Las dos Coreas buscan aliviar tensiones

Seúl - Las dos Coreas reanudarán a finales de este mes en Pyongyang su proceso de reconciliación, tras pactar hoy el reinicio de las conversaciones interministeriales que habían estado bloqueadas desde hace siete meses, informó el Gobierno surcoreano.

Este pacto, sellado en una reunión de trabajo celebrada en la ciudad norcoreana de Kaesong, contribuye a relajar aún más la tensión en la península de Corea, tras el acuerdo alcanzado hace dos días en Pekín por las dos Coreas, EEUU, China, Rusia y Japón para la desactivación nuclear de Pyongyang.

Un comunicado divulgado hoy por el Ministerio para la Unificación de Corea del Sur apela al "espíritu de la declaración conjunta del 15 de junio", en referencia a la primera cumbre entre los dos países celebrada en el año 2000.

En aquella ocasión, el entonces primer ministro surcoreano, Kim Dae-jung, y el líder norcoreano, Kim Jong-il, acercaron las hasta entonces irreconciliables posiciones de la Corea del Norte aislacionista y la Corea del Sur partidaria del libre mercado.

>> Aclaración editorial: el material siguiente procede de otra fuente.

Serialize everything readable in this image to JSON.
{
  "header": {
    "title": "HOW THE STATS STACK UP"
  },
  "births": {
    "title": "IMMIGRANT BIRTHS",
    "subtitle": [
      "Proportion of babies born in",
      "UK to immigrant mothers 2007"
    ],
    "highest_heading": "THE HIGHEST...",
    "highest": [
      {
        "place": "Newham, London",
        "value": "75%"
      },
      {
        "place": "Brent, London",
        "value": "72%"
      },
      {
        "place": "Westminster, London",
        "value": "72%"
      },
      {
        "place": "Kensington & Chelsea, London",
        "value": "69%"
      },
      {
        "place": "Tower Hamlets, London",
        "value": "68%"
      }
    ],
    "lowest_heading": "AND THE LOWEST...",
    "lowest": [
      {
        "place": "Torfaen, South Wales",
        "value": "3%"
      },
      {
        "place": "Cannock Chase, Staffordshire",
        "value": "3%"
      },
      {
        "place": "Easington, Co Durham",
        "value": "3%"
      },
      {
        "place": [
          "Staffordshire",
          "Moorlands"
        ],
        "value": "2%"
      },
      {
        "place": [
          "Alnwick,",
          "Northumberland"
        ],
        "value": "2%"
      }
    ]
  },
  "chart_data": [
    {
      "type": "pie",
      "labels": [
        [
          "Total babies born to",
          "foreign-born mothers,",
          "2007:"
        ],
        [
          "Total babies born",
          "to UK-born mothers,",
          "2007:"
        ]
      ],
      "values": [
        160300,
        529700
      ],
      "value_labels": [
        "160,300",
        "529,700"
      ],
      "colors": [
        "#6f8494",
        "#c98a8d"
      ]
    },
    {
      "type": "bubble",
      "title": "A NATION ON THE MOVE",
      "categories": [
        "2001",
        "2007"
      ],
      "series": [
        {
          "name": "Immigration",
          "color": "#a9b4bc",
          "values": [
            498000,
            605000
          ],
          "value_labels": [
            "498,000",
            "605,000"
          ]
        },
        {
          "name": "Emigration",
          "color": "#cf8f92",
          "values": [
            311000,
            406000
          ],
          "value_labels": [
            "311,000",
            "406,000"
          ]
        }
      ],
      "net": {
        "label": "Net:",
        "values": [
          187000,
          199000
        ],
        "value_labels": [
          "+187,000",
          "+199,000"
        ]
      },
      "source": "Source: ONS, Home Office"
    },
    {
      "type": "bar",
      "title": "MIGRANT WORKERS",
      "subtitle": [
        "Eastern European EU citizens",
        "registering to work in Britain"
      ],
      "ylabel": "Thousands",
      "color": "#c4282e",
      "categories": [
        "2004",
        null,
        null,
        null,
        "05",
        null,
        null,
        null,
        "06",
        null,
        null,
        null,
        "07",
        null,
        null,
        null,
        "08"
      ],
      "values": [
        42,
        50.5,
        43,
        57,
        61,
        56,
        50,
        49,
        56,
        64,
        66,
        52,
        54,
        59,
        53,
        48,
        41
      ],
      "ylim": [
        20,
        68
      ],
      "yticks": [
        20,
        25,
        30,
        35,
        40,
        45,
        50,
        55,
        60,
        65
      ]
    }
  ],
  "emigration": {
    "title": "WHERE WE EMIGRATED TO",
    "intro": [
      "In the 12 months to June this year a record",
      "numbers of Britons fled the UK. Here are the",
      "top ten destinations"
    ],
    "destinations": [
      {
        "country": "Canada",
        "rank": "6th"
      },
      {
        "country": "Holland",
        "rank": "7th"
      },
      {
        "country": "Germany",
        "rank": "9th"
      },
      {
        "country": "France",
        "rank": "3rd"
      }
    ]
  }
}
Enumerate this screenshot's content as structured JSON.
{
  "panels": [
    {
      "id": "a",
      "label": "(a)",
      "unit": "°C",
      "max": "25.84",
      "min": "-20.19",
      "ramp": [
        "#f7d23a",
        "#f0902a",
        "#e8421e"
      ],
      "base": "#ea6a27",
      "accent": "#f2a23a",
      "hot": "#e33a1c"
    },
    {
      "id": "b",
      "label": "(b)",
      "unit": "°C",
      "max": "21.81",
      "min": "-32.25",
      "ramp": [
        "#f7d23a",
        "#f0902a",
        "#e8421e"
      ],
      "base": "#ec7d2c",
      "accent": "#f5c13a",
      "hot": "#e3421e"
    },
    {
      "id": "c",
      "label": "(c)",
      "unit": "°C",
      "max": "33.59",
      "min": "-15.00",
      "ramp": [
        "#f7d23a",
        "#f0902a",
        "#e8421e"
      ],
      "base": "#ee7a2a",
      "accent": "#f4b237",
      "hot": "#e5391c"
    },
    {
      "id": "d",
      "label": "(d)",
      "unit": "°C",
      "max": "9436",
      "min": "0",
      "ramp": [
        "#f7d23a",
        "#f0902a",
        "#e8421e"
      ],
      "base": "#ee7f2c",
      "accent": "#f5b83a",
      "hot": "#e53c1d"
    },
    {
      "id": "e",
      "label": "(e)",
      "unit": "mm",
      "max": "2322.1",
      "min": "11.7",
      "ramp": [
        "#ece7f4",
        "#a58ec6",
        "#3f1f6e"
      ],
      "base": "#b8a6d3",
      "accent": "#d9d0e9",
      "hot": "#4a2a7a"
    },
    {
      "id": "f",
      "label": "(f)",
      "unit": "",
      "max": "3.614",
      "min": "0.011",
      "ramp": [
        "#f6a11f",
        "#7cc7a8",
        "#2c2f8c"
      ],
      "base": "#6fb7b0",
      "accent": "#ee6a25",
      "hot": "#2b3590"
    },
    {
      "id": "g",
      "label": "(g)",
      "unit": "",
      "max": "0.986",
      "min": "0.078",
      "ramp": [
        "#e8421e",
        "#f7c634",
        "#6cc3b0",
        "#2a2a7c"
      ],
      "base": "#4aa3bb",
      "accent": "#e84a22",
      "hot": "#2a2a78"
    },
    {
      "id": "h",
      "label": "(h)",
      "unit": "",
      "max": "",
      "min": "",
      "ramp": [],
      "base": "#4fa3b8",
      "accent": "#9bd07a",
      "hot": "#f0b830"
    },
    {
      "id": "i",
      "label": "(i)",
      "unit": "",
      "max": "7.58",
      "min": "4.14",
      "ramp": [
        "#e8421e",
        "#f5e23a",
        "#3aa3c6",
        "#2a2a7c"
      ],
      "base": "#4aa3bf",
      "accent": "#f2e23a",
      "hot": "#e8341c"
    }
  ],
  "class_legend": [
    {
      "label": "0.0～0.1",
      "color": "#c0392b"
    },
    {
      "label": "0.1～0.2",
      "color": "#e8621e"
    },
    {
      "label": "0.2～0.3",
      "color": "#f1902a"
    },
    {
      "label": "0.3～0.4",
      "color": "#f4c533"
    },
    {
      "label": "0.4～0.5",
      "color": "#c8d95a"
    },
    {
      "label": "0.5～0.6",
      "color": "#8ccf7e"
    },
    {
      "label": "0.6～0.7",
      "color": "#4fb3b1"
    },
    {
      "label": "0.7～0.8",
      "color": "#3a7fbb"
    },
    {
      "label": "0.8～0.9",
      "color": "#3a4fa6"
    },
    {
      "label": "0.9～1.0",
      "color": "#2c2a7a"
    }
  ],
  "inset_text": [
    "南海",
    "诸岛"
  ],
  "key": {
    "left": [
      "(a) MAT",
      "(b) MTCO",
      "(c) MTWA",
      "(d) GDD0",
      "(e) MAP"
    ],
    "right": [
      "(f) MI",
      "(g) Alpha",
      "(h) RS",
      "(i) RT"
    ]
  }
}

Este primer contacto permitió que por primera vez se pudieran reunir familias coreanas separadas por la guerra que asoló la península de Corea entre 1950 y 1953 y la separó en dos países, uno en la órbita soviética y otro en el mundo capitalista.

La próxima ronda de contactos interministeriales constituirá la vigésima de este tipo y se celebrará entre el 27 de febrero y el 2 de marzo en la capital norcoreana.

Los contactos intercoreanos se interrumpieron hace siete meses cuando Pyongyang ensayó un lanzamiento de misiles el pasado julio y empeoró aún más la situación con la prueba nuclear del pasado 9 de octubre, que encendió las alarmas de EEUU e incluso de China, que no desea un foco de inestabilidad en su patio trasero.

En la próxima reunión ministerial se espera discutir la reanudación de la ayuda humanitaria surcoreana de arroz y fertilizantes, que Corea del Sur decidió suspender tras el lanzamiento de misiles de julio.

Pyongyang respondió a este movimiento interrumpiendo las conversaciones intercoreanas y las reuniones de familiares separados por la guerra.

En la próxima reunión ministerial, Seúl abordará los asuntos de la línea de ferrocarril que uniría las capitales de ambos países y otros proyectos económicos que se vieron bloqueados desde el pasado julio, cuando se celebró el último encuentro intercoreano de este nivel.

Antes de la salida hacia Kaesong de la delegación del sur, el ministro surcoreano de Unificación, Lee Jae-joung, expresó el deseo de que estos contactos ayuden no sólo para la solución del programa nuclear norcoreano, sino también a afianzar la paz en la península.

El acuerdo a seis bandas firmado el martes en Pekín parece haber cambiado de tono el ambiente en la península coreana, después de que los graves problemas económicos de Corea del Norte obligaran a Pyongyang a ceder en su ímpetu nuclear a cambio de un millón de toneladas de ayuda en forma de energía.

El presidente surcoreano, Roh Moo-hyun, afirmó en Madrid, donde se encontraba de visita oficial, que además de solucionar la crisis nuclear, el acuerdo de Pekín contiene elementos para asentar una paz duradera en la península coreana y formar un sistema multilateral de cooperación en seguridad para el Noreste de Asia.

Pero aunque Seúl recibió el acuerdo alcanzado en la capital China con satisfacción, también lo hizo con cautela, al considerar que aunque el pacto rebaja la tensión en la zona, el proceso de desmantelamiento nuclear será un camino difícil.

Entre otras cosas, Corea del Sur deberá costear 11.700 millones de dólares en ayuda fundamentalmente energética para su vecino del norte.

Serán en parte para sufragar la cuota de 200.000 toneladas de petróleo pactada en Pekín y en parte para suministrar dos millones de kilowatios de electricidad prometidos en un pacto anterior.